We head towards the river, and amble along holding hands and chatting. As we linger along the concrete edging peering into the brown waters the Queen’s swans gather to be fed, but we carry no food and they swim away, no doubt disgusted at our lack!  Then we spot a Moorhen snuggled down in her nest, built in a motorbike tyre and floating adjacent to a flat boat fixed to a buoy. No doubt this is a mark of her ingenuity and industry; taking the discarded flotsam of man and nature and incubating new life. A hundred metres away we notice a landing jetty and underneath two more Moorhens are building their nest. A large branch from a river-bank tree had broken off, lodged under the planks and they are fetching and carrying twigs, one fetches and one builds then they reverse and the other builds while the first fetches. We sit on a brick wall and watch.

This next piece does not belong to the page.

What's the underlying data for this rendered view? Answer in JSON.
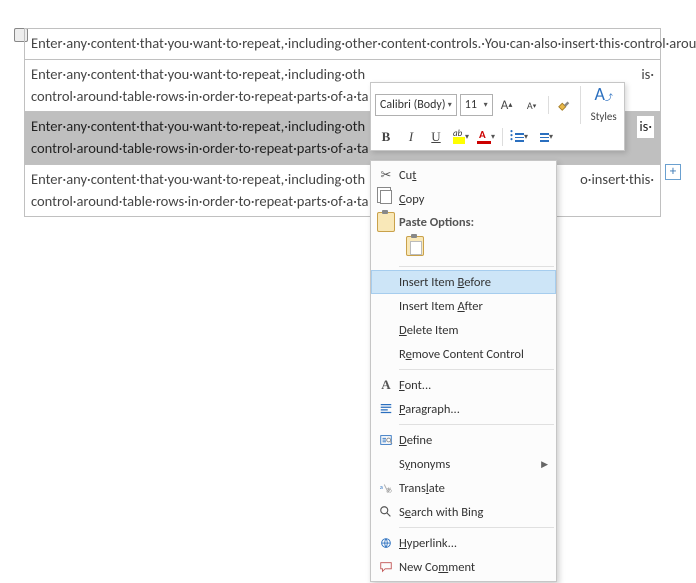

Then, we reverse our steps towards the town centre and discuss new life in the church; are we doing all that is needed and required for the people we are privileged to serve. How can we, like that Moorhen, make something out of nothing that is an ingenious move of God’s Spirit? What have we done over the years and what will we do in the years to come to see birth in the kingdom. Our undivided aim has always been to see salvation in the house and change in individual lives. We are a multinational crowd, and some who were the flotsam and jetsam of humanity thrown out by man have been rescued and used by God; a floating tyre here and a broken branch there, both moved by the currents of time and society but, out of that, new life has been manifest; out of nothing spectacular so to speak a miracle has been born.

As we sat and others stood watching this act of construction, my mind went back to the early morning.  I had walked in my garden and then sat eating my breakfast out there in the sun enjoying the change of venue. I noticed how still everything was; I looked at the silence and the silence looked back, and it was like that as we were on the tow-path, it was as if nature was observing this building project as the two birds hurriedly made their future nursery. When Halford House, our early church building was demolished, we salvaged five chimney pots, and they now stand in my flower border, silent terracotta sentinels destined for summer glory. We insert a small pot in the top and plant cascading flowers in them, either trailing geraniums or begonias.

They could well have been taken away and thrown carelessly into a land-fill site, buried underneath tons of household rubbish, but 104 years later they still stand, not emitting smoke and soot, but displaying the wonder of English annuals. Other plants grow around them, so peeping out of that display amidst the herbaceous plants and acacia trees is this bright touch of colour at about waist level; striking yet just part of the plan.

The writer of the Song of Solomon depicts the walking habits of the oriental king: “My beloved is gone down into his garden, to the beds of spices, to feed in the gardens, and to gather lilies.” [Song 6:2], and in another part: “I went down into the garden of nuts to see the fruits of the valley, and to see whether the vine flourished, and the pomegranates budded” [Song 6:11]. If he came to mine he would see that the rescued pots are integral in the design, and the church is the garden of the Lord, and standing tall and strong often there are old pots destined for demolition but are still standing, bearing the marks of time, but yet also the glory of new foliage and flowers; God’s plan indeed.